The WordPress VIP hosting network provides an interface API for developers to flag page variations which are then stored on the VIP CDN caching network with a Vary header. The interface provides a Vary_Cache class,

use Automattic\VIP\Cache\Vary_Cache;

which provides functionality to register different segments of users. For example, if a business has two types of customers, say dealers (B2B) and retail (B2C), and want to personalise a landing page depending on the segment to which a user belongs to. The first step would be to register a customer group,

Vary_Cache::register_group( 'customer' );

The API handles these variations with a custom header and a cookie on the client browser which will store the value ‘b2b’ for dealer clients and ‘b2c’ for retail clients. In addition, instruction to the caching engine is handled automatically with a Vary header.

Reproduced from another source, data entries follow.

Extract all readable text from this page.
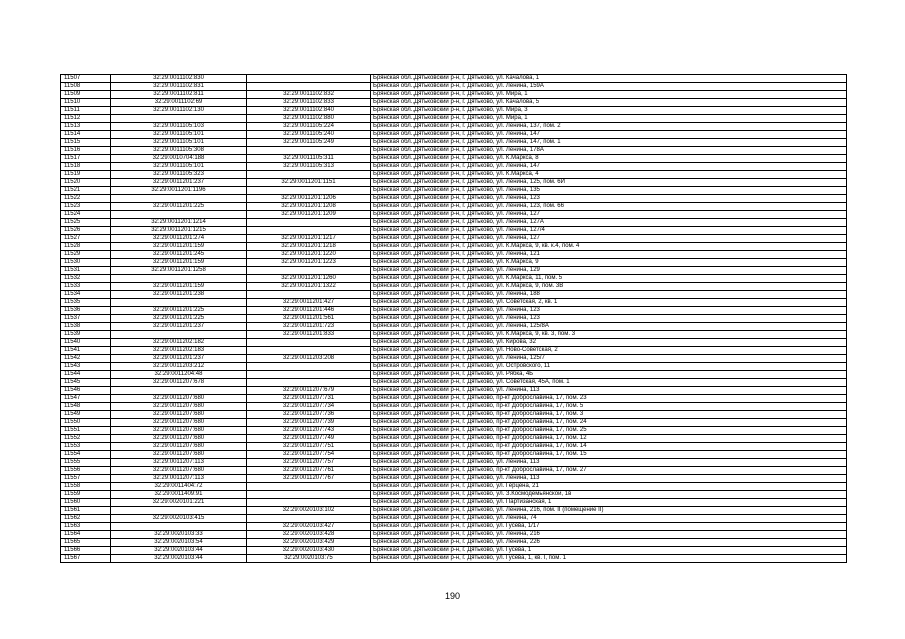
11507	32:29:0011102:830		Брянская обл.,Дятьковский р-н, г. Дятьково, ул. Качалова, 1
11508	32:29:0011102:831		Брянская обл.,Дятьковский р-н, г. Дятьково, ул. Ленина, 159А
11509	32:29:0011102:811	32:29:0011102:832	Брянская обл.,Дятьковский р-н, г. Дятьково, ул. Мира, 1
11510	32:29:0011102:69	32:29:0011102:833	Брянская обл.,Дятьковский р-н, г. Дятьково, ул. Качалова, 5
11511	32:29:0011102:130	32:29:0011102:840	Брянская обл.,Дятьковский р-н, г. Дятьково, ул. Мира, 3
11512		32:29:0011102:880	Брянская обл.,Дятьковский р-н, г. Дятьково, ул. Мира, 1
11513	32:29:0011105:103	32:29:0011105:224	Брянская обл.,Дятьковский р-н, г. Дятьково, ул. Ленина, 137, пом. 2
11514	32:29:0011105:101	32:29:0011105:240	Брянская обл.,Дятьковский р-н, г. Дятьково, ул. Ленина, 147
11515	32:29:0011105:101	32:29:0011105:249	Брянская обл.,Дятьковский р-н, г. Дятьково, ул. Ленина, 147, пом. 1
11516	32:29:0011105:308		Брянская обл.,Дятьковский р-н, г. Дятьково, ул. Ленина, 178А
11517	32:29:0010704:188	32:29:0011105:311	Брянская обл.,Дятьковский р-н, г. Дятьково, ул. К.Маркса, 8
11518	32:29:0011105:101	32:29:0011105:313	Брянская обл.,Дятьковский р-н, г. Дятьково, ул. Ленина, 147
11519	32:29:0011105:323		Брянская обл.,Дятьковский р-н, г. Дятьково, ул. К.Маркса, 4
11520	32:29:0011201:237	32:29:0011201:1151	Брянская обл.,Дятьковский р-н, г. Дятьково, ул. Ленина, 125, пом. 6И
11521	32:29:0011201:1196		Брянская обл.,Дятьковский р-н, г. Дятьково, ул. Ленина, 135
11522		32:29:0011201:1206	Брянская обл.,Дятьковский р-н, г. Дятьково, ул. Ленина, 123
11523	32:29:0011201:225	32:29:0011201:1208	Брянская обл.,Дятьковский р-н, г. Дятьково, ул. Ленина, 123, пом. 66
11524		32:29:0011201:1209	Брянская обл.,Дятьковский р-н, г. Дятьково, ул. Ленина, 127
11525	32:29:0011201:1214		Брянская обл.,Дятьковский р-н, г. Дятьково, ул. Ленина, 127А
11526	32:29:0011201:1215		Брянская обл.,Дятьковский р-н, г. Дятьково, ул. Ленина, 127/4
11527	32:29:0011201:274	32:29:0011201:1217	Брянская обл.,Дятьковский р-н, г. Дятьково, ул. Ленина, 127
11528	32:29:0011201:159	32:29:0011201:1218	Брянская обл.,Дятьковский р-н, г. Дятьково, ул. К.Маркса, 9, кв. к.4, пом. 4
11529	32:29:0011201:245	32:29:0011201:1220	Брянская обл.,Дятьковский р-н, г. Дятьково, ул. Ленина, 121
11530	32:29:0011201:159	32:29:0011201:1223	Брянская обл.,Дятьковский р-н, г. Дятьково, ул. К.Маркса, 9
11531	32:29:0011201:1258		Брянская обл.,Дятьковский р-н, г. Дятьково, ул. Ленина, 129
11532		32:29:0011201:1260	Брянская обл.,Дятьковский р-н, г. Дятьково, ул. К.Маркса, 11, пом. 5
11533	32:29:0011201:159	32:29:0011201:1322	Брянская обл.,Дятьковский р-н, г. Дятьково, ул. К.Маркса, 9, пом. 3В
11534	32:29:0011201:238		Брянская обл.,Дятьковский р-н, г. Дятьково, ул. Ленина, 188
11535		32:29:0011201:427	Брянская обл.,Дятьковский р-н, г. Дятьково, ул. Советская, 2, кв. 1
11536	32:29:0011201:225	32:29:0011201:446	Брянская обл.,Дятьковский р-н, г. Дятьково, ул. Ленина, 123
11537	32:29:0011201:225	32:29:0011201:561	Брянская обл.,Дятьковский р-н, г. Дятьково, ул. Ленина, 123
11538	32:29:0011201:237	32:29:0011201:723	Брянская обл.,Дятьковский р-н, г. Дятьково, ул. Ленина, 125/8А
11539		32:29:0011201:833	Брянская обл.,Дятьковский р-н, г. Дятьково, ул. К.Маркса, 9, кв. 3, пом. 3
11540	32:29:0011202:182		Брянская обл.,Дятьковский р-н, г. Дятьково, ул. Кирова, 32
11541	32:29:0011202:183		Брянская обл.,Дятьковский р-н, г. Дятьково, ул. Ново-Советская, 2
11542	32:29:0011201:237	32:29:0011203:208	Брянская обл.,Дятьковский р-н, г. Дятьково, ул. Ленина, 125/7
11543	32:29:0011203:212		Брянская обл.,Дятьковский р-н, г. Дятьково, ул. Островского, 11
11544	32:29:0011204:48		Брянская обл.,Дятьковский р-н, г. Дятьково, ул. Рябка, 4Б
11545	32:29:0011207:678		Брянская обл.,Дятьковский р-н, г. Дятьково, ул. Советская, 45А, пом. 1
11546		32:29:0011207:679	Брянская обл.,Дятьковский р-н, г. Дятьково, ул. Ленина, 113
11547	32:29:0011207:680	32:29:0011207:731	Брянская обл.,Дятьковский р-н, г. Дятьково, пр-кт Доброславина, 17, пом. 23
11548	32:29:0011207:680	32:29:0011207:734	Брянская обл.,Дятьковский р-н, г. Дятьково, пр-кт Доброславина, 17, пом. 5
11549	32:29:0011207:680	32:29:0011207:736	Брянская обл.,Дятьковский р-н, г. Дятьково, пр-кт Доброславина, 17, пом. 3
11550	32:29:0011207:680	32:29:0011207:739	Брянская обл.,Дятьковский р-н, г. Дятьково, пр-кт Доброславина, 17, пом. 24
11551	32:29:0011207:680	32:29:0011207:743	Брянская обл.,Дятьковский р-н, г. Дятьково, пр-кт Доброславина, 17, пом. 25
11552	32:29:0011207:680	32:29:0011207:749	Брянская обл.,Дятьковский р-н, г. Дятьково, пр-кт Доброславина, 17, пом. 12
11553	32:29:0011207:680	32:29:0011207:751	Брянская обл.,Дятьковский р-н, г. Дятьково, пр-кт Доброславина, 17, пом. 14
11554	32:29:0011207:680	32:29:0011207:754	Брянская обл.,Дятьковский р-н, г. Дятьково, пр-кт Доброславина, 17, пом. 15
11555	32:29:0011207:113	32:29:0011207:757	Брянская обл.,Дятьковский р-н, г. Дятьково, ул. Ленина, 113
11556	32:29:0011207:680	32:29:0011207:761	Брянская обл.,Дятьковский р-н, г. Дятьково, пр-кт Доброславина, 17, пом. 27
11557	32:29:0011207:113	32:29:0011207:767	Брянская обл.,Дятьковский р-н, г. Дятьково, ул. Ленина, 113
11558	32:29:0011404:72		Брянская обл.,Дятьковский р-н, г. Дятьково, ул. Герцена, 21
11559	32:29:0011409:91		Брянская обл.,Дятьковский р-н, г. Дятьково, ул. З.Космодемьянской, 1в
11560	32:29:0020101:221		Брянская обл.,Дятьковский р-н, г. Дятьково, ул. Партизанская, 1
11561		32:29:0020103:102	Брянская обл.,Дятьковский р-н, г. Дятьково, ул. Ленина, 216, пом. II (помещение II)
11562	32:29:0020103:415		Брянская обл.,Дятьковский р-н, г. Дятьково, ул. Ленина, 74
11563		32:29:0020103:427	Брянская обл.,Дятьковский р-н, г. Дятьково, ул. Гусева, 1/17
11564	32:29:0020103:33	32:29:0020103:428	Брянская обл.,Дятьковский р-н, г. Дятьково, ул. Ленина, 216
11565	32:29:0020103:54	32:29:0020103:429	Брянская обл.,Дятьковский р-н, г. Дятьково, ул. Ленина, 226
11566	32:29:0020103:44	32:29:0020103:430	Брянская обл.,Дятьковский р-н, г. Дятьково, ул. Гусева, 1
11567	32:29:0020103:44	32:29:0020103:75	Брянская обл.,Дятьковский р-н, г. Дятьково, ул. Гусева, 1, кв. I, пом. 1
190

Once a visitor is identified as a client, the API can be used to set that user’s appropriate segment,

//user identified as a dealer.
Vary_Cache::set_group_for_user( 'customer', 'b2b' );

Finally, when a previously identified client makes a request to a page, the API exposes the client’s segment for conditional content personalization, which can send a response with the appropriate content variation for that segment,

if(Vary_Cache::is_user_in_group_segment( 'customer', 'b2b' )){
  //display content for dealer clients
}else if(Vary_Cache::is_user_in_group_segment( 'customer', 'b2c' )){
  //display content for retail clients
}else{ 
  //display content for other visitors
}

As the API handles the cache Vary header automatically, the VIP CDN will store the response such that subsequent requests made by users will be served the correct page version from the cache.The segment personalisation is handled with a cookie stored on the client browser, however, for sensitive conditional data that should not be shown to other segment groups, the API has functionality to encrypt the identification string.

WP Engine cache

WPEngine makes use of the Vary header with its own custom X-WPENGINE-SEGMENT header which gets populated with the wpe-us segment cookie on the client browser. Therefore, when a user is identified as belonging to a specific segment, the cookie is set,

setcookie('wpe-us', 'customer-b2b'); //customer is a dealer

The cookie value is passed in a request to the server as the X-WPENGINE-SEGMENT header, therefore pages that are personalised can set conditional personalised content

//flag this page as having multiple versions to the caching engine.
header('Vary: X-WPENGINE-SEGMENT'); 
$cookie_value = $_SERVER["HTTP_X_WPENGINE_SEGMENT"];
if ($cookie_value == 'customer-b2b') {
    //dealer content
} else if ($cookie_value == 'customer-b2c') {
    //retail content
} else {
    //default content
}

Setting the Vary: X-WPENGINE-SEGMENT header at the start of the page will ensure the caching engine stores this page as a variation based on the value of the cookie in the browser, and subsequent requests will be served from the cache. A plugin is available to leverage WPEngine segment caching with the help of shortcodes.

Pantheon cache

Pantheon hosting service uses a special cookie template to distinguish between different versions of a page. Any pages that setup a cookie named with the prefix STYXKEY is flagged by Pantheon’s global CDN caching engine with a Vary header,

Vary: Cookie

Following our previous example setting a cookie,

set_cookie('STYXKEY_customer', 'b2b');

for a personalised page will cache the page as content for dealer customers.

A note of caution

Content caching is an important tool in optimising the performance of a website in order to ensure it can scale up with higher traffic and page requests. However, a page cache is still a limited resource, it is therefore important to limit the amount of cache memory used by reducing the number of pages cached, and hence the number of variations of pages by limiting the number of user segments as well as reducing the number of pages that are personalised.

Conclusion

Personalising page content on WordPress is easy, but requires some precautions in order to make sure these pages scale up. Caching this personalised content as different versions of the same page is readily feasible with hosting services such as WordPress VIP, WPEngine and Patheon as well as others but requires planning in order to ensure the cache server is not overloaded with too many page versions.